Ukraine Culture

By | November 3, 2021

TERRITORY: ENVIRONMENT

Consisting for the most part of flat and fertile steppes, according to dentistrymyth, the Ukrainian territory is particularly suitable for extensive agriculture: 57.6% of the area is arable and cultivated, almost always by large collective farms working on thousands and thousands of hectares. Vast expanses of cereal crops, but also fields of sunflower, sugar beet and potatoes, characterize the landscape almost everywhere except in some western areas and in the Crimea, where smaller farms and vegetable crops meet. The southern coastal strip of Crimea hosts a rich spontaneous Mediterranean vegetation. The woods occupy approx. one sixth (16.5%) of the country’s surface.
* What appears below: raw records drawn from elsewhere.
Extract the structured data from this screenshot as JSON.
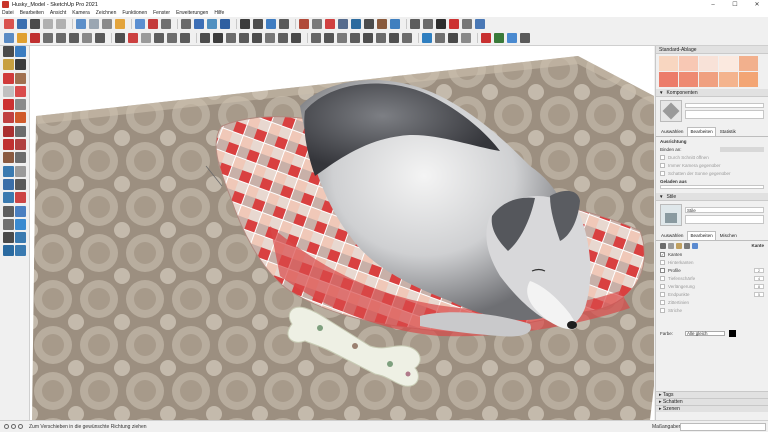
{
  "window": {
    "title": "Husky_Model - SketchUp Pro 2021",
    "controls": [
      "–",
      "☐",
      "✕"
    ]
  },
  "menu": [
    "Datei",
    "Bearbeiten",
    "Ansicht",
    "Kamera",
    "Zeichnen",
    "Funktionen",
    "Fenster",
    "Erweiterungen",
    "Hilfe"
  ],
  "toolbar_colors": {
    "row1": [
      "#d9534f",
      "#3a6fb0",
      "#4a4a4a",
      "#b0b0b0",
      "#b0b0b0",
      "#5c8fc9",
      "#9aa6b2",
      "#8a8a8a",
      "#e3a43c",
      "#5b8fd1",
      "#c43c3c",
      "#707070",
      "#6b6b6b",
      "#3d6fb6",
      "#4f8fc0",
      "#2f5fa0",
      "#3c3c3c",
      "#4d4d4d",
      "#3e7cc1",
      "#5a5a5a",
      "#b04a3a",
      "#7a7a7a",
      "#d04040",
      "#556b8d",
      "#2d6b9e",
      "#4c4c4c",
      "#8a5a3c",
      "#3f7fbf",
      "#5d5d5d",
      "#6a6a6a",
      "#2e2e2e",
      "#cc3333",
      "#777777",
      "#4a78b5"
    ],
    "row2": [
      "#5a8bc4",
      "#e0a030",
      "#c03030",
      "#707070",
      "#6a6a6a",
      "#5d5d5d",
      "#888888",
      "#5a5a5a",
      "#4f4f4f",
      "#cc4040",
      "#9a9a9a",
      "#5e5e5e",
      "#6e6e6e",
      "#5b5b5b",
      "#4c4c4c",
      "#3c3c3c",
      "#6b6b6b",
      "#5a5a5a",
      "#4d4d4d",
      "#777777",
      "#5f5f5f",
      "#4a4a4a",
      "#666666",
      "#555555",
      "#7a7a7a",
      "#5c5c5c",
      "#4e4e4e",
      "#6a6a6a",
      "#505050",
      "#6c6c6c",
      "#2f7fc0",
      "#707070",
      "#4a4a4a",
      "#8a8a8a",
      "#c83030",
      "#3a7a3a",
      "#4a8ad0",
      "#5a5a5a"
    ],
    "left": [
      "#4b4b4b",
      "#3a7cc0",
      "#c8a040",
      "#3c3c3c",
      "#d03a3a",
      "#a07050",
      "#c0c0c0",
      "#d94c4c",
      "#cc3030",
      "#8a8a8a",
      "#c04040",
      "#d05a2a",
      "#aa3030",
      "#6b6b6b",
      "#c03030",
      "#b04040",
      "#8a5a40",
      "#6c6c6c",
      "#3a7ab0",
      "#9a9a9a",
      "#3a6ea8",
      "#5a5a5a",
      "#3a7ab0",
      "#cc4444",
      "#5e5e5e",
      "#4a7fc0",
      "#707070",
      "#3a8ad0",
      "#4a4a4a",
      "#3a7ab0",
      "#2a6aa0",
      "#3a7ab0"
    ]
  },
  "tray": {
    "materials": {
      "title": "Standard-Ablage",
      "swatches": [
        "#f8d6c0",
        "#f8c8b4",
        "#f8e2d8",
        "#fbe9df",
        "#f2b08d",
        "#ec7c6a",
        "#ee8a72",
        "#f0a080",
        "#f4b48e",
        "#f3a574"
      ]
    },
    "components": {
      "title": "Komponenten",
      "tabs": [
        "Auswählen",
        "Bearbeiten",
        "Statistik"
      ],
      "heading": "Ausrichtung",
      "glue_label": "Binden an:",
      "options": [
        "Durch Schnitt öffnen",
        "Immer Kamera gegenüber",
        "Schatten der Sonne gegenüber"
      ],
      "loaded": "Geladen aus"
    },
    "styles": {
      "title": "Stile",
      "style_name": "Stile",
      "tabs": [
        "Auswählen",
        "Bearbeiten",
        "Mischen"
      ],
      "section": "Kante",
      "edges": [
        {
          "label": "Kanten",
          "checked": true,
          "enabled": true,
          "value": ""
        },
        {
          "label": "Hinterkanten",
          "checked": false,
          "enabled": false,
          "value": ""
        },
        {
          "label": "Profile",
          "checked": false,
          "enabled": true,
          "value": "2"
        },
        {
          "label": "Tiefenschärfe",
          "checked": false,
          "enabled": false,
          "value": "4"
        },
        {
          "label": "Verlängerung",
          "checked": false,
          "enabled": false,
          "value": "8"
        },
        {
          "label": "Endpunkte",
          "checked": false,
          "enabled": false,
          "value": "5"
        },
        {
          "label": "Zittertinien",
          "checked": false,
          "enabled": false,
          "value": ""
        },
        {
          "label": "Striche",
          "checked": false,
          "enabled": false,
          "value": ""
        }
      ],
      "color_label": "Farbe:",
      "color_value": "Alle gleich"
    },
    "collapsed": [
      "Tags",
      "Schatten",
      "Szenen"
    ]
  },
  "status": {
    "hint": "Zum Verschieben in die gewünschte Richtung ziehen",
    "measure_label": "Maßangaben"
  }
}
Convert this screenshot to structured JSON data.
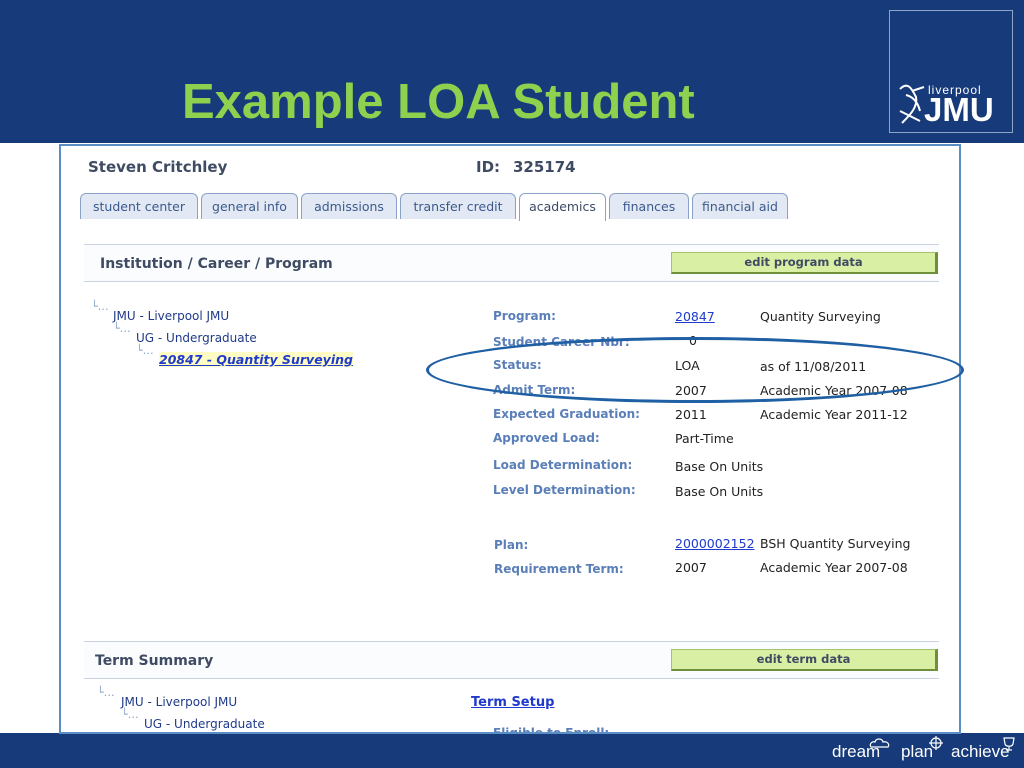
{
  "slide": {
    "title": "Example LOA Student",
    "logo": {
      "small_text": "liverpool",
      "big_text": "JMU"
    },
    "footer": {
      "word1": "dream",
      "word2": "plan",
      "word3": "achieve"
    }
  },
  "student": {
    "name": "Steven Critchley",
    "id_label": "ID:",
    "id_value": "325174"
  },
  "tabs": [
    {
      "label": "student center"
    },
    {
      "label": "general info"
    },
    {
      "label": "admissions"
    },
    {
      "label": "transfer credit"
    },
    {
      "label": "academics"
    },
    {
      "label": "finances"
    },
    {
      "label": "financial aid"
    }
  ],
  "institution_section": {
    "title": "Institution / Career / Program",
    "button": "edit program data",
    "tree": {
      "item1": "JMU - Liverpool JMU",
      "item2": "UG - Undergraduate",
      "item3": "20847 - Quantity Surveying"
    },
    "fields": [
      {
        "label": "Program:",
        "value": "20847",
        "extra": "Quantity Surveying"
      },
      {
        "label": "Student Career Nbr:",
        "value": "0",
        "extra": ""
      },
      {
        "label": "Status:",
        "value": "LOA",
        "extra": "as of 11/08/2011"
      },
      {
        "label": "Admit Term:",
        "value": "2007",
        "extra": "Academic Year 2007-08"
      },
      {
        "label": "Expected Graduation:",
        "value": "2011",
        "extra": "Academic Year 2011-12"
      },
      {
        "label": "Approved Load:",
        "value": "Part-Time",
        "extra": ""
      },
      {
        "label": "Load Determination:",
        "value": "Base On Units",
        "extra": ""
      },
      {
        "label": "Level Determination:",
        "value": "Base On Units",
        "extra": ""
      },
      {
        "label": "Plan:",
        "value": "2000002152",
        "extra": "BSH Quantity Surveying"
      },
      {
        "label": "Requirement Term:",
        "value": "2007",
        "extra": "Academic Year 2007-08"
      }
    ]
  },
  "term_section": {
    "title": "Term Summary",
    "button": "edit term data",
    "tree": {
      "item1": "JMU - Liverpool JMU",
      "item2": "UG - Undergraduate"
    },
    "term_setup": "Term Setup",
    "eligible_label": "Eligible to Enroll:"
  },
  "colors": {
    "header_band": "#173a7a",
    "title_green": "#8fd14f",
    "highlight_ellipse": "#1f5fa3",
    "button_green": "#d9efa4"
  }
}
The pollution problems are considerable, of both agricultural origin (due to the extensive use of pesticides and chemical fertilizers that contaminate the aquifers) and industrial: the large industrial complexes built in Soviet times provide few measures to contain the emissions of gases, vapors, dust and the release of toxic waste. On top of everything are added the problems left by the nuclear catastrophe of April 1986 a Chernobyl, in the north of the country: even if the worst consequences were recorded in neighboring Belarus, a considerable contamination by radionuclides has affected part of the Ukrainian territory, leading to the perennial ban on any human use of an area of ​​900 km² around the exploded plant and the definitive evacuation of the city of Pripyat and numerous villages. On the other hand, the government with a 1992 law defined a long series of protected natural areas (among them there are 12 national parks) that cover a total of 3.5% of the Ukrainian territory.

CULTURE: SHOW

Ukrainian theater, born from traditional games and festivals, has a popular origin, with the participation of skomorochi (clowns) with comic and satirical functions. In the sec. XVII the allegorical-didactic theater of the ecclesiastical schools appears and a genre of puppet theater destined to great success is specified, the vertep (owner, cave), which often plays episodes of sacred history, but owes its success to the comic skits that dot it and which generally see the triumph of the popular hero against devils and oppressors. In the following century, musical life took off, drawing on a vast popular repertoire and centered around the Kijev Academy. The capital also saw, in 1816, the appearance of the first professional dance company. The Russian Opera, inaugurated in 1867, provides Kijev with a permanent ballet company, led by the Polish S. Lentcevskij, with which famous “stars” from the theaters of Moscow and St. Petersburg begin to perform. The first permanent theater in the national language was founded by M. Sadovskij in Kijev in 1906; the first permanent opera house in 1901. At the Teatro dell ‘ maîtres de ballet from Warsaw had meanwhile consolidated the links of Ukrainian ballet with the Polish tradition, until the arrival, in 1915, of B. Nijinska, the famous Polish artist trained in Saint Petersburg and with E. Cecchetti. After the October Revolution, the Ukrainian scene acquires greater organizational stability especially in Kijev; the Young Theater of Les Kurbas stands out for the innovative daring of the staging.